Standing on the headland above Portmuck, with a brisk breeze blowing across the hills, Mike and John McClelland knew they were home.
The father and son from Mooresville in North Carolina were standing yards from the original farmstead of one of the McClelland families of Islandmagee, where William McClelland once farmed – and indeed smuggled if local legend is correct.
There is a long history of McClelland connection to Islandmagee and the first of the line appears to have come from Kirkcudbright in Scotland in the 17th century.
An earlier William McClelland was a Presbyterian minister and after coming to Islandmagee he was encouraged to cross the Atlantic and begin a new life in Maryland and then Pennsylvania.
The North Carolina residents known that a John Barnhart McClelland was born in County Antrim in 1710 and migrated to America in 1733, settling near Somerset, Pennsylvania.
Had a son named John who was born in 1734, just a year after John and his wife Ruth arrived from Antrim with their baby son William.
“John was the first of our McClelland family to be born in America. His birth home was listed as “in Brown settlement” in Lancaster County, Pennsylvania. In 1759 he married Martha Dale. He took up a tract of land (Land Grant) in Franklin Township, lived in that part which fell within Fayetteville County and was founder or co-founder of what became McClellandtown, Pennsylvania (about eight miles southwest of Uniontown),” said Mike.
The family played a part in the American War of Independence, and served in the Westmoreland County Militia.
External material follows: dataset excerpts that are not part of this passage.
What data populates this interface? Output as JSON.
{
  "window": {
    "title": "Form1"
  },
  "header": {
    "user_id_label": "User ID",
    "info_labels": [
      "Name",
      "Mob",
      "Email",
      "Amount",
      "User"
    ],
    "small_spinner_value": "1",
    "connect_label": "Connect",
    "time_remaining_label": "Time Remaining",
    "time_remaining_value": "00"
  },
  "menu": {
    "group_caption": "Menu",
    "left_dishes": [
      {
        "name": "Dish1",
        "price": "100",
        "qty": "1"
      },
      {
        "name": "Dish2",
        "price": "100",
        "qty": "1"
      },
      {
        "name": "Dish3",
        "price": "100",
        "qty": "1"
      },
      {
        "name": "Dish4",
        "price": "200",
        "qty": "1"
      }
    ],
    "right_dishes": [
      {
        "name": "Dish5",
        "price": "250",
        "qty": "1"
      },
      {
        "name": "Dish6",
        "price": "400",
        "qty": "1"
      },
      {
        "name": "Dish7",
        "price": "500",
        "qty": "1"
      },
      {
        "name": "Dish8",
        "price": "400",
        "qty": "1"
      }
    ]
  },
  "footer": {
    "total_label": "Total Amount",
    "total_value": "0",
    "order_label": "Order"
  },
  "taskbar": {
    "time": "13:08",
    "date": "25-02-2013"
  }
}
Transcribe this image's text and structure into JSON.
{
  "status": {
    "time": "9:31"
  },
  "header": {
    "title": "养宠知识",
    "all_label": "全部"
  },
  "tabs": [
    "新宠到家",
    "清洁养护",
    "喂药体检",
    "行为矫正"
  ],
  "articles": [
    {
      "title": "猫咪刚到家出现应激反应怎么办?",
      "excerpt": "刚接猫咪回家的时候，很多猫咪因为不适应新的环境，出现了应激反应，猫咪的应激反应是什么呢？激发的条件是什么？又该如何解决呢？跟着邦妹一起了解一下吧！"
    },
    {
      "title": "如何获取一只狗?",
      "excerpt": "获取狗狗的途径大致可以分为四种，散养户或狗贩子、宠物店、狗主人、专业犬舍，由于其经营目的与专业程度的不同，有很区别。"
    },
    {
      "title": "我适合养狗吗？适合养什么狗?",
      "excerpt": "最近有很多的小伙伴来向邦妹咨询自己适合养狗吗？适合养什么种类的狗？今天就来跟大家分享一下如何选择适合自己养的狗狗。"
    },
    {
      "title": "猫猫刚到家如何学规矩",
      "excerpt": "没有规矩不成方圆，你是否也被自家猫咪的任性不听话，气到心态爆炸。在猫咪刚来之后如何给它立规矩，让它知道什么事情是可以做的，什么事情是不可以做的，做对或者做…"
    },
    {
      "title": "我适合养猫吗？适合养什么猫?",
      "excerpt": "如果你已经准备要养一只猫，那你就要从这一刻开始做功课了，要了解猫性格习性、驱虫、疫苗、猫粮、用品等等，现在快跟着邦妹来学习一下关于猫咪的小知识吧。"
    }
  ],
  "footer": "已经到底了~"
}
Major John B. McClelland was to lose his life when he was captured and horribly tortured by the Shawnee Indians, who were allied to the British during the Revolution. His body was fed to dogs by the Indians but a memorial marker pays tribute to him at the family burying ground in Trent Church Cemetery, Uniontown. McClelland also has a Memorial Foundation named in his honour.
The Mooresville McClellands have tracked down a number of their ancestors in old cemeteries in Pennsylvania but this was the first time they have crossed the Atlantic to their land of their origins.
During their visit to Islandmagee last week, John and Mike visited McClelland graves in St. John’s Churchyard and they were grateful to the Islandmagee Community Development Association for assistance during their visit.
Eric Bailey, who is chairman of ICDA, took the pair on an extensive tour of the island as well as helping them locate gravestones.
“We spent an absolutely wonderful day with Eric. He gave us more than four hours, drove us all around, pointed out scores of sites and took us through the cemetery to see the McClelland markers,” Mike said.
“Finally, he gave us two books relating to the history of Islandmagee, even marking sections relating to the McClelland family. John and I simply could not have asked for a finer day.”
He said it was his intention to return with his wife and looked forward to returning again.